A viagem não é ilegal, mas é reveladora. Mostra um comportamento recorrente: na hora do enfrentamento, a escolha é pela fuga, simbólica ou literal. Enquanto Eduardo se posta como mártir da liberdade de expressão, Flávio silencia e desaparece, repetindo a estratégia de desaparecimento já adotada em outros momentos delicados.

Bolsonaro nega o óbvio e tenta desviar foco

Já Jair Bolsonaro tenta negar o inegável. Neste fim de semana, o ex-presidente divulgou nota à imprensa negando que tenha descumprido a proibição de uso das redes sociais, medida imposta por Moraes no inquérito que apura sua conduta após os ataques golpistas de 8 de janeiro. O motivo da nova controvérsia foi a publicação de um vídeo em seu canal no YouTube, conteúdo removido logo após a repercussão.

Em nota, Bolsonaro alegou que o vídeo foi publicado por “erro operacional” da equipe e que ele “não tem ciência e nem participa da gestão de suas contas digitais”. 

O argumento é frágil.

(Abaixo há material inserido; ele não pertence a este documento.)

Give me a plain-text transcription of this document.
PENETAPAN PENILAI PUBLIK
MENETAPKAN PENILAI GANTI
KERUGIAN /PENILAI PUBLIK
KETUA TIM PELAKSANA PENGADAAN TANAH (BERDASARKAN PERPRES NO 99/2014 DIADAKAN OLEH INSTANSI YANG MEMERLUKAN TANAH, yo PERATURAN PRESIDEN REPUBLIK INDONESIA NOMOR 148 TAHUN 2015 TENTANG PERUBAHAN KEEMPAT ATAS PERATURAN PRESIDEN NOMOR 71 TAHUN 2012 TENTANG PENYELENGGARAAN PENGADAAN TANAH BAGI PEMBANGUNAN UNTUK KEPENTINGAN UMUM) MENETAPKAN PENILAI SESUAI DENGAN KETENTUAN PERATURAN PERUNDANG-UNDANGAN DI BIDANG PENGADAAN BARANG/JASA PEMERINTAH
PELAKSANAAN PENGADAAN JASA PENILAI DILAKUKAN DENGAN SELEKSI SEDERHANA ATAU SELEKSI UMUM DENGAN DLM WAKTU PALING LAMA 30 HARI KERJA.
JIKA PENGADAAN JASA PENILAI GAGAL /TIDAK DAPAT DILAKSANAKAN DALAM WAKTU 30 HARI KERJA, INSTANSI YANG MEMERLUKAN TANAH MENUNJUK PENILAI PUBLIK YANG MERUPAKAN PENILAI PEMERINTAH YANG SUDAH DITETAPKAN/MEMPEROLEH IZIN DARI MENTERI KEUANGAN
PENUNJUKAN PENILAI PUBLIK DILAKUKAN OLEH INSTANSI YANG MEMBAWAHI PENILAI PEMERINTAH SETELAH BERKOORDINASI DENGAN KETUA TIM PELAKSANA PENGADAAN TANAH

O canal utilizado pertence ao próprio ex-presidente e é uma de suas principais ferramentas de comunicação política desde que deixou o Planalto. A alegação de que não controla o próprio canal destoa de toda a sua trajetória pública, baseada justamente no uso intenso das redes para mobilizar sua base.

Além disso, a publicação do vídeo ocorreu dias depois de o ministro Moraes reiterar as restrições impostas a Bolsonaro. A reincidência levanta dúvidas sobre o grau de controle do ex-presidente sobre sua equipe e sobre a real disposição em seguir as ordens judiciais.

Isolamento crescente e tática do confronto

A postura de Eduardo, a fuga de Flávio e a negativa mal explicada de Bolsonaro ilustram a estratégia que o clã tem adotado: confrontar o Judiciário, vitimizar-se para manter o apoio da base radical e tentar deslegitimar as investigações como suposta perseguição política. No entanto, os sinais de desgaste são cada vez mais evidentes.

O Congresso, ainda majoritariamente conservador, já não se mobiliza como antes para blindar os Bolsonaro. Parlamentares do próprio PL e de partidos aliados demonstram desconforto com o acúmulo de escândalos e o impacto sobre a imagem pública. Fora do país, a imagem do ex-presidente e de seus filhos também está fragilizada, vide a repercussão negativa nos meios diplomáticos e empresariais sobre a tentativa de intervenção de Trump em assuntos internos do Brasil.

Mais do que uma nova crise familiar, os episódios da semana revelam o esgarçamento de uma estratégia política baseada na guerra permanente contra instituições. A retórica beligerante que antes mobilizava multidões começa a produzir mais ruído do que resultado. Com as investigações em curso, a Justiça avança, e o país observa. Desta vez, o desfecho pode não ser o mesmo.